The Wild Canyon Games is a nonprofit organization. All the proceeds go toward youth activities and supporting the military. Nike executive Mike Yonkers started the event six years ago.

Everything he does for WCG is all volunteer. I admire what he's done to build it into a nationally recognized event. He makes a special effort to recognize our veterans and recruit companies to sponsor teams made up of our service men and women.

This year, there were 23 military teams. At each meal, Yonkers made sure that we all gave them a round of applause. On the final day of our great adventure, the morning began at 7 a.m. with a Color Guard, presenting the American flag and a rendition of the "Star Spangled Banner" that boomed across the canyon and gave me goose bumps.

That was the momentous way we began the "Creek-2-Peak Relay." We each had one leg of the seven-leg relay that started with a sprint across a military-style obstacle course, traveled through a Bike cyclocross, delved in to a swim across a lake and ended with a run up the now-infamous Communications Hill.

I had the sixth leg. Fortunately, the run up the hill was divided in to two parts this time. So I had to only run up half the hill. Tom Sperry took the hardest section, the nearly straight-up run to the top.

At the end, Tom and I ran back down Communications Hill together. There were our "Usual Suspects" waiting at the bottom to celebrate our team's accomplishment. We had pushed our limits individually and as a team.

We ended up finishing in the middle of the overall standings. We felt pretty good about that. But no matter where we ranked, we all agreed the weekend ranked as an exceptional experience.

Our team carpooled home together and stopped in Hood River to show Ron the glories of kiteboarding and the goodness of Oregon microbrews. We reminisced about our Wild Canyon Game weekend.

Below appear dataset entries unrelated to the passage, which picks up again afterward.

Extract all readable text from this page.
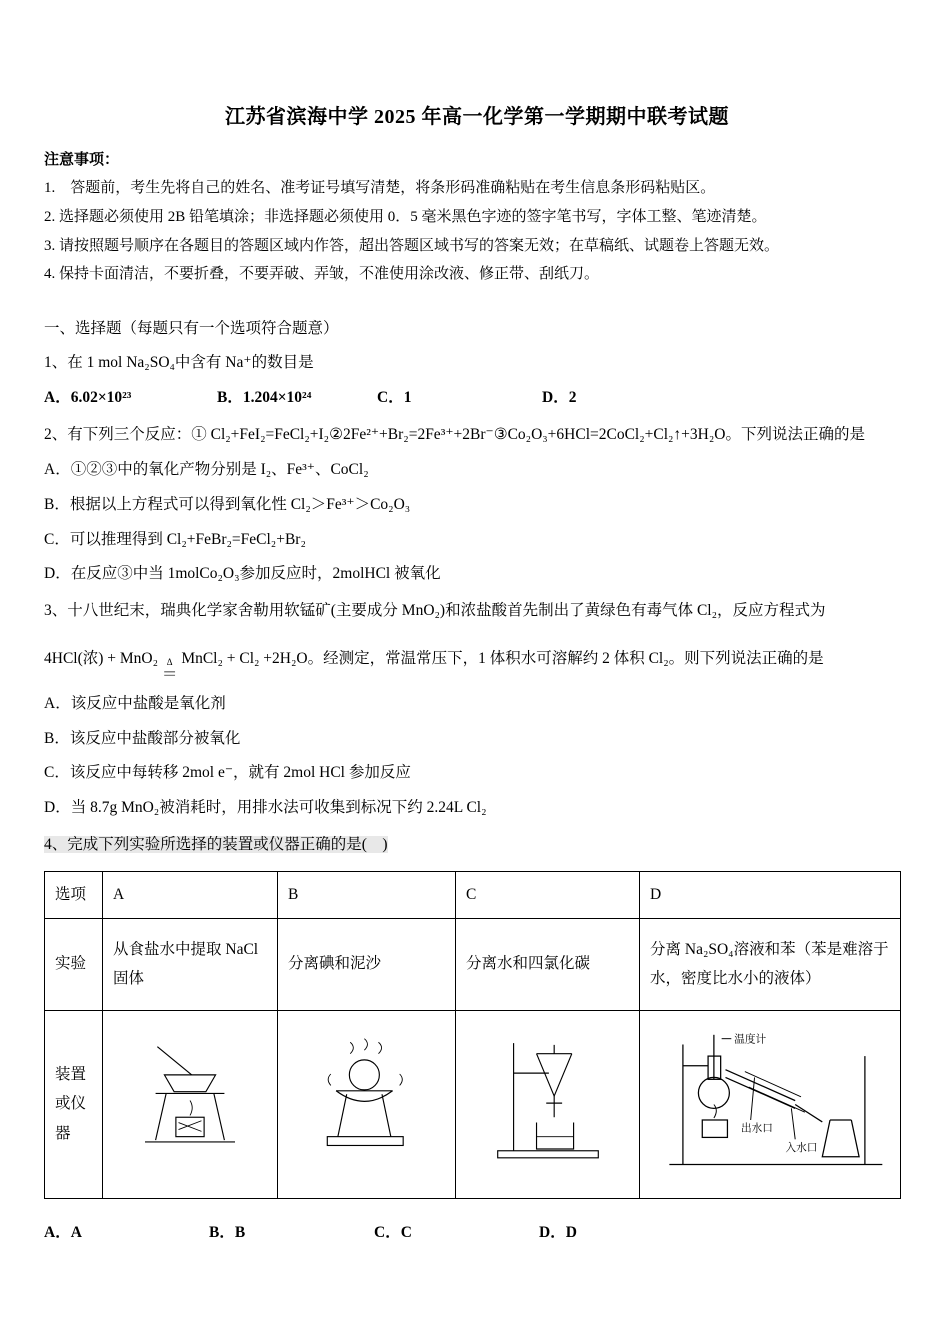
江苏省滨海中学 2025 年高一化学第一学期期中联考试题
注意事项：
1.    答题前，考生先将自己的姓名、准考证号填写清楚，将条形码准确粘贴在考生信息条形码粘贴区。
2. 选择题必须使用 2B 铅笔填涂；非选择题必须使用 0．5 毫米黑色字迹的签字笔书写，字体工整、笔迹清楚。
3. 请按照题号顺序在各题目的答题区域内作答，超出答题区域书写的答案无效；在草稿纸、试题卷上答题无效。
4. 保持卡面清洁，不要折叠，不要弄破、弄皱，不准使用涂改液、修正带、刮纸刀。
一、选择题（每题只有一个选项符合题意）
1、在 1 mol Na₂SO₄中含有 Na⁺的数目是
A．6.02×10²³	B．1.204×10²⁴	C．1	D．2
2、有下列三个反应：① Cl₂+FeI₂=FeCl₂+I₂②2Fe²⁺+Br₂=2Fe³⁺+2Br⁻③Co₂O₃+6HCl=2CoCl₂+Cl₂↑+3H₂O。下列说法正确的是
A．①②③中的氧化产物分别是 I₂、Fe³⁺、CoCl₂
B．根据以上方程式可以得到氧化性 Cl₂＞Fe³⁺＞Co₂O₃
C．可以推理得到 Cl₂+FeBr₂=FeCl₂+Br₂
D．在反应③中当 1molCo₂O₃参加反应时，2molHCl 被氧化
3、十八世纪末，瑞典化学家舍勒用软锰矿(主要成分 MnO₂)和浓盐酸首先制出了黄绿色有毒气体 Cl₂，反应方程式为
4HCl(浓) + MnO₂ Δ
＝
MnCl₂ + Cl₂ +2H₂O。经测定，常温常压下，1 体积水可溶解约 2 体积 Cl₂。则下列说法正确的是
A．该反应中盐酸是氧化剂
B．该反应中盐酸部分被氧化
C．该反应中每转移 2mol e⁻，就有 2mol HCl 参加反应
D．当 8.7g MnO₂被消耗时，用排水法可收集到标况下约 2.24L Cl₂
4、完成下列实验所选择的装置或仪器正确的是(　)
选项	A	B	C	D
实验	从食盐水中提取 NaCl 固体	分离碘和泥沙	分离水和四氯化碳	分离 Na₂SO₄溶液和苯（苯是难溶于水，密度比水小的液体）
装置或仪器				温度计
出水口
入水口
A．A	B．B	C．C	D．D
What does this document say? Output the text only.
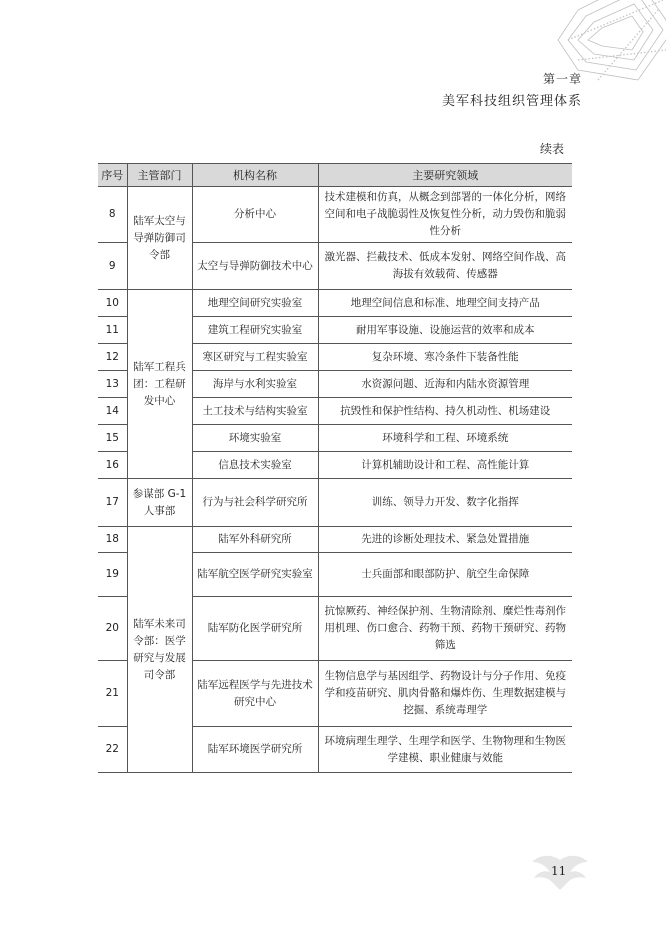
第一章
美军科技组织管理体系
续表
序号	主管部门	机构名称	主要研究领域
8	陆军太空与导弹防御司令部	分析中心	技术建模和仿真，从概念到部署的一体化分析，网络空间和电子战脆弱性及恢复性分析，动力毁伤和脆弱性分析
9		太空与导弹防御技术中心	激光器、拦截技术、低成本发射、网络空间作战、高海拔有效载荷、传感器
10	陆军工程兵团：工程研发中心	地理空间研究实验室	地理空间信息和标准、地理空间支持产品
11		建筑工程研究实验室	耐用军事设施、设施运营的效率和成本
12		寒区研究与工程实验室	复杂环境、寒冷条件下装备性能
13		海岸与水利实验室	水资源问题、近海和内陆水资源管理
14		土工技术与结构实验室	抗毁性和保护性结构、持久机动性、机场建设
15		环境实验室	环境科学和工程、环境系统
16		信息技术实验室	计算机辅助设计和工程、高性能计算
17	参谋部 G-1 人事部	行为与社会科学研究所	训练、领导力开发、数字化指挥
18	陆军未来司令部：医学研究与发展司令部	陆军外科研究所	先进的诊断处理技术、紧急处置措施
19		陆军航空医学研究实验室	士兵面部和眼部防护、航空生命保障
20		陆军防化医学研究所	抗惊厥药、神经保护剂、生物清除剂、糜烂性毒剂作用机理、伤口愈合、药物干预、药物干预研究、药物筛选
21		陆军远程医学与先进技术研究中心	生物信息学与基因组学、药物设计与分子作用、免疫学和疫苗研究、肌肉骨骼和爆炸伤、生理数据建模与挖掘、系统毒理学
22		陆军环境医学研究所	环境病理生理学、生理学和医学、生物物理和生物医学建模、职业健康与效能
11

As we said our goodbyes and dropped Ron at the airport to head back to the DC area, I got teary eyed. It was hard to say goodbye to these teammates who'd become my friends.

Colonel Wedan and I exchanged emails later and I think he expressed well what happened that weekend.

"Maybe it's just one of those weird, once-in-a lifetime types of things that come along, where something becomes really meaningful and it takes you by surprise," he wrote. "But whatever it was, I saw it in you, when we dropped you off. But the crazy thing was that I actually got all mushy myself, when I was telling my wife, Liz, about the weekend. It was really hard not to get choked up telling all the darn stories."

I still feel choked up. I almost didn't take this challenge. But thanks to my children using my own words to inspire me ("create your own life stories"; "don't be afraid to challenge yourself"), I found out what happens when you say "yes."

You may just have the time of your life, meet great people and answer for yourself the question, "What limits?"